SQL Server 2017 – Understanding SQL Availability Groups

availability-groupssql-server-2017

I have a question in regards to SQL Standard availability groups. I currently have an AG setup with one primary and one secondary replica. I am using synchronous commit but was curious about asynchronous. How far will/can the secondary replica be behind? If the secondary replica goes offline for any reason will it catch completely up once it comes online? How long can the secondary be down before it will not catch up? I understand the difference between the 2 commit types (one verifies the transaction was committed before handing back to the application whereas the other commit type doesn't). What I am not sure of is how long the secondary can be offline in an asynchronous commit type.

Best Answer

How far will/can the secondary replica be behind?

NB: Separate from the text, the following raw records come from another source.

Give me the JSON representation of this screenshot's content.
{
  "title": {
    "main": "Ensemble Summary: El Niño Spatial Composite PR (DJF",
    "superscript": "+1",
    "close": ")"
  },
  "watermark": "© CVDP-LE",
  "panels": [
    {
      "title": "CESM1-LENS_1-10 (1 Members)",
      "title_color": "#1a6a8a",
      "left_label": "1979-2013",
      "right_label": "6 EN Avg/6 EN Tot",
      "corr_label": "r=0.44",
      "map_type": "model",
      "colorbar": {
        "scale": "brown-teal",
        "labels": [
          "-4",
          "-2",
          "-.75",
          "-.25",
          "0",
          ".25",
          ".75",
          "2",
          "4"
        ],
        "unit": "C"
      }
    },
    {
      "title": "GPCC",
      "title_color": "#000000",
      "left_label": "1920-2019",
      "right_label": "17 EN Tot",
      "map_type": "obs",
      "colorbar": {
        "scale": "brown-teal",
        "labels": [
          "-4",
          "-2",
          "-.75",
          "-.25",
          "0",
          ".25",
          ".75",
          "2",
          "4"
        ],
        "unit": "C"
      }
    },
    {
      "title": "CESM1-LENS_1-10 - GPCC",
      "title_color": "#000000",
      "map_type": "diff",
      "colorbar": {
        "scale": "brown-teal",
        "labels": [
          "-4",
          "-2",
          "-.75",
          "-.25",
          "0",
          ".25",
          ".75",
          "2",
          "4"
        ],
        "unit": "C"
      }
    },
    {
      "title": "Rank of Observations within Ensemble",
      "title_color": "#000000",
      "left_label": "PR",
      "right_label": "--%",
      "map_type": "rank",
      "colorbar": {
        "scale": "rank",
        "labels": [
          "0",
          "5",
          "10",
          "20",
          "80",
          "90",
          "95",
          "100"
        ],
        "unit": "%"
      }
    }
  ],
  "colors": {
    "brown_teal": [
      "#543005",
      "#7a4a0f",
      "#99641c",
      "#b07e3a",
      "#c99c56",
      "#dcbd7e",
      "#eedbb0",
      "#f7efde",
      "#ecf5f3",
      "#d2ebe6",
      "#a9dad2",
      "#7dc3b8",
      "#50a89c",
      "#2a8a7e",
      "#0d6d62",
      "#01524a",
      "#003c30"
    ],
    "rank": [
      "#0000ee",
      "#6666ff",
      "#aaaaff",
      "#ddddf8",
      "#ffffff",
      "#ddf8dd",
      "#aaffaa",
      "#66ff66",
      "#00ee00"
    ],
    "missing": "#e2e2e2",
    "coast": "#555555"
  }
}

That depends on a number of factors. Network speed between the 2 nodes, disk speed on the secondary, volume of data being transmitted. Many of these KPIs are in the AG Overview dashboard (Right-lick the AG in SSMS and select 'show dashboard'). You can select a slew of different metrics including log send queue, log redo queue, estimated recovery time, estimated data loss, etc. As stated in the comments below from scsimon, when in asynchronous, the secondary isn't every truly 'caught up'. It will always show a 'synchronizing..' status and not 'synchronized'.

If the secondary replica goes offline for any reason will it catch completely up once it comes online?

Yes. Also worth noting that during the time where your secondary replica is unavailable/disconnected, you will not be able to back up any transactions from the log that haven't been sent to the secondary. In in sys.databases the column log_reuse_Wait_desc will be populated with 'AVAILABILITY REPLICA' as transactions cannot be flushed out unless they are committed on the secondary.

How long can the secondary be down before it will not catch up?

The secondary won't just 'not catch up'. If you take the secondary down (without removing it from the AG), log backups won't flush transactions out, log files will fill up and then you'll run out of room, causing any future transactions to fail. The secondary server's amount of time that it can be down is largely dependent on how much space you have and what your transactional volume is. Once the secondary comes back up, it will begin applying transactions that occurred while it was down. I've seen this take from a few minutes to several hours.

For brief outages/patching, leaving the secondary connected is fine, but if you're looking at a long duration outage, it may be easier to just remove the secondary replica and not worry about the hassle of log files filling up. Then you just re-initialize the DBs into the AG once the outage completes.